Senate Majority Leader Charles Schumer sent the chief judge of the Northern District of Texas a letter Thursday asking that he “reform the method of assigning cases” to judges to put an end to forum shopping by litigants.
Sen. Schumer, in the two-page letter sent April 27 to Chief Judge David Godbey, said that “litigants have taken advantage” of current Northern District procedures that automatically assign cases to judges who sit in those geographic divisions, including divisions that have only one or two federal judges, in order to “hand-pick individual district judges seen as particularly sympathetic to their claims.”
“The State of Texas is the most egregious example,” Sen. Schumer said. “It has sued the Biden Administration at least 29 times in Texas federal district courts, but it has not filed even one of those cases in Austin, where the Texas Attorney General’s Office is located. Instead, Texas has always sued in divisions where case-assignment procedures ensure that a particular preferred judge or one of a handful of preferred judges will hear the case.”

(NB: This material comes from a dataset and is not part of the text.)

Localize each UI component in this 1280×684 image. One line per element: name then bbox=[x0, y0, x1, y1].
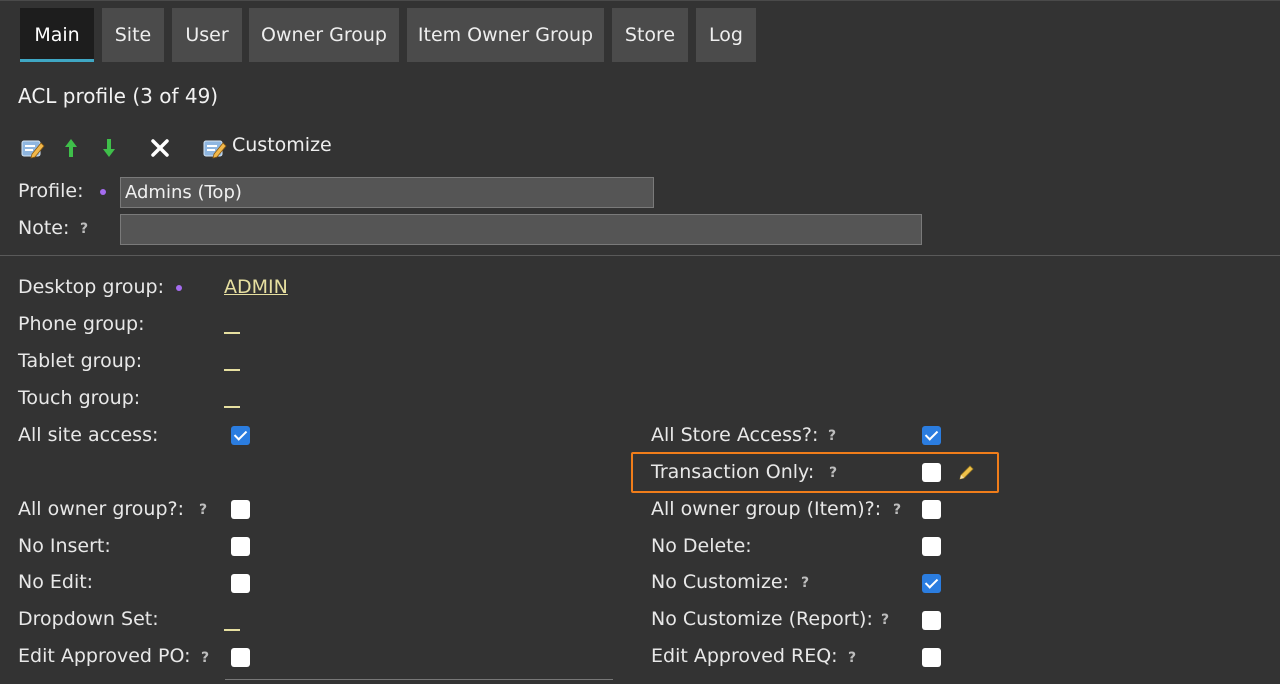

Sen. Schumer points out that Texas Attorney General Ken Paxton has sued the Biden Administration seven times in the Amarillo Division of the Northern District where U.S. District Judge Matthew Kacsmaryk is the only federal judge. As a result, any cases filed in the Amarillo Division are automatically assigned to Judge Kacsmaryk.
The most recent example is the Alliance Defending Freedom, a conservative legal organization, sued the U.S. Food and Drug Administration challenging the agency’s approval of the abortion-related drug mifepristone, which the FDA approved more than two decades ago.
Judge Kacsmaryk, who was a lawyer for a conservative religious legal organization before being nominated by President Donald Trump to the federal bench, ruled earlier this month that the FDA did not adequately review mifepristone’s safety.
“Nothing requires the Northern District to let plaintiffs pick their judges like this,” Sen. Schumer wrote to Chief Judge Godbey. “The purpose of the split [of the district into divisions] is to reduce travel time for jurors, criminal defendants and other local litigants by allowing cases to be tried locally.”
Sen. Schumer noted that the Western District of Texas last year changed its case assignment procedures for Waco to prevent plaintiff’s lawyers in patent infringement cases from judge shopping.
“The Northern District could and should adopt a similar rule for all civil cases,” he wrote.
Sen. Schumer said Congress will take up the issue if the Northern District does not address it.